Life Through A Factor Lens
Overview
In quant equity there are factors. The main purpose being to isolate out idiosyncratic return and do factor/performance attribution. I believe this framework is very useful when applied in a qualitative fashion to social science tasks. You’re not doing any regression or matrix algebra in your head, you’re just carefully examining effects and ‘factors’ or predictors and forming hypotheses carefully to quantify how factors contribute to the observed effect.
I was listening to Gappy’s podcast on Corey Hoffstein’s FWM and I’m not an equity quant but straightaway I thought of this.
The Problem
We have some effect. We have a theory of what drivers or factors give this effect. And the effect is the sum of all the factor contributions. Viewing ‘life through a factor (not volatility) lens’ lets you:
- Be mindful of how the effect you observe can be sliced into individual contributions from each factor.

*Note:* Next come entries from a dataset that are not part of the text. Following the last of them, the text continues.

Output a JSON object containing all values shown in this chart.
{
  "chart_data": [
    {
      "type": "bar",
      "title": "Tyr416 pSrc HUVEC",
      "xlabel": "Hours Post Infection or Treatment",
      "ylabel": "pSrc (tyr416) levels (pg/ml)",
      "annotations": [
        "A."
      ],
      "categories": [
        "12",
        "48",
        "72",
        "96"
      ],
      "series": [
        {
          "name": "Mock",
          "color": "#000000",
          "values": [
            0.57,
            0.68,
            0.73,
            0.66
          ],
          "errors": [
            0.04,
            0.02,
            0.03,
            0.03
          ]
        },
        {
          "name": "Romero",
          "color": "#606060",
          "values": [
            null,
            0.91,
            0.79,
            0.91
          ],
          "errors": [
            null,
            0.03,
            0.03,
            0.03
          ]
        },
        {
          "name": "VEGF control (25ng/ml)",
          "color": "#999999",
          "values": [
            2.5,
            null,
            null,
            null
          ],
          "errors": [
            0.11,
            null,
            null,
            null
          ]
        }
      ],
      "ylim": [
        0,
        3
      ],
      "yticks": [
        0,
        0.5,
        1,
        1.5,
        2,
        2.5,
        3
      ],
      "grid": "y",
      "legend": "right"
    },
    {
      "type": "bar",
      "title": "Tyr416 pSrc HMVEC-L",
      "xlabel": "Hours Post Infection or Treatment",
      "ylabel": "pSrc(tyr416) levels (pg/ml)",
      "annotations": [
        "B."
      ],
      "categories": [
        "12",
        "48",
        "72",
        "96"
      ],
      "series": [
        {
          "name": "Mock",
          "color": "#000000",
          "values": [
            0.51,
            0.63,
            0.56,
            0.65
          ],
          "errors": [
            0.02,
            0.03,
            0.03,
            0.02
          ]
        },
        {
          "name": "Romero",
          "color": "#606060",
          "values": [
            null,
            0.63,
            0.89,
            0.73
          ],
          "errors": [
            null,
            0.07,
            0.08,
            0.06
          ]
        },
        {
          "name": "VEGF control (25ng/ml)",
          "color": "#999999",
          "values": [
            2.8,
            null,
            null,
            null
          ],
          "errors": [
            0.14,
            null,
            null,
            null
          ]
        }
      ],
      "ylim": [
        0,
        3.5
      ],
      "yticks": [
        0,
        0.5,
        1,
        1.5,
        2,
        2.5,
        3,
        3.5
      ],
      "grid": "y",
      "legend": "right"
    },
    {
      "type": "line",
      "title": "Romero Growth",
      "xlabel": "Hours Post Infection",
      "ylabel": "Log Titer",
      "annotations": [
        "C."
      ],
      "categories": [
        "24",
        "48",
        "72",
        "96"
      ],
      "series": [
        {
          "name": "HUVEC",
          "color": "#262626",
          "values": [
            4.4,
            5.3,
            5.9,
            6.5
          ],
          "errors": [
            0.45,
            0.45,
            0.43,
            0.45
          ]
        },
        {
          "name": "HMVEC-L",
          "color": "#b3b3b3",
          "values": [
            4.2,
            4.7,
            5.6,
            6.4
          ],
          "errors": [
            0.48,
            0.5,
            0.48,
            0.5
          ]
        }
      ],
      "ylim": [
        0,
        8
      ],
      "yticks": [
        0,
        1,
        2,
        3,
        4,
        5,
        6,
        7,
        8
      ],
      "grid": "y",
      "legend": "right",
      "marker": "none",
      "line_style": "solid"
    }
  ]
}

- Check if factors which contribute to the effect are correlated; in other words now you need to be extra mindful or aware you cannot always isolate out the contribution of each factor.
- In life, I guess we don’t care about idio returns. We care more about factor returns - inspecting, or understanding, the individual contribution each factor has on the observed effect.
With that, happy observing! This comes in quite useful in any social science task - investigating behavior.
An Example
You might have $n$ humans (assets). You observe their returns in the cross section. You further observe or estimate their factor loadings matrix or exposures. This is the effect. You look at your factors that you think contribute and estimate a factor model in your head.
You want to see how much these effects come from factor A vs B vs C. You isolate out the A and C contributions via experiment (holding those constant) and with that perform an experiment to measure the factor contribution of B, knowing you isolated out/orthogonalized against A and C and don’t need to worry about their effects.
Factor Loadings
This is tricky as we know assets have factor ‘loadings’ or exposures. And the factor return stream is the ‘pure’ representation of that factor.
Well in a qualitative setting we don’t care about loadings or exposures as we can’t estimate the coefficients anyway. So it’s fine G.
Summary
In our problem, the qualitative setting, we don’t care about:
- Factor loadings
- Idio return/risk
We care about
- Setting up careful experimnents to isolate out individual factor contributions amongst correlated factors
- Minimizing idio return (the effect not explained by your factor set) by getting more factors in - you have this large portion of the effect that cannot be explained by your existing factors. You need to figure out what’s the missing factor! The goal, in this case, is to minimize alpha and replace it with beta.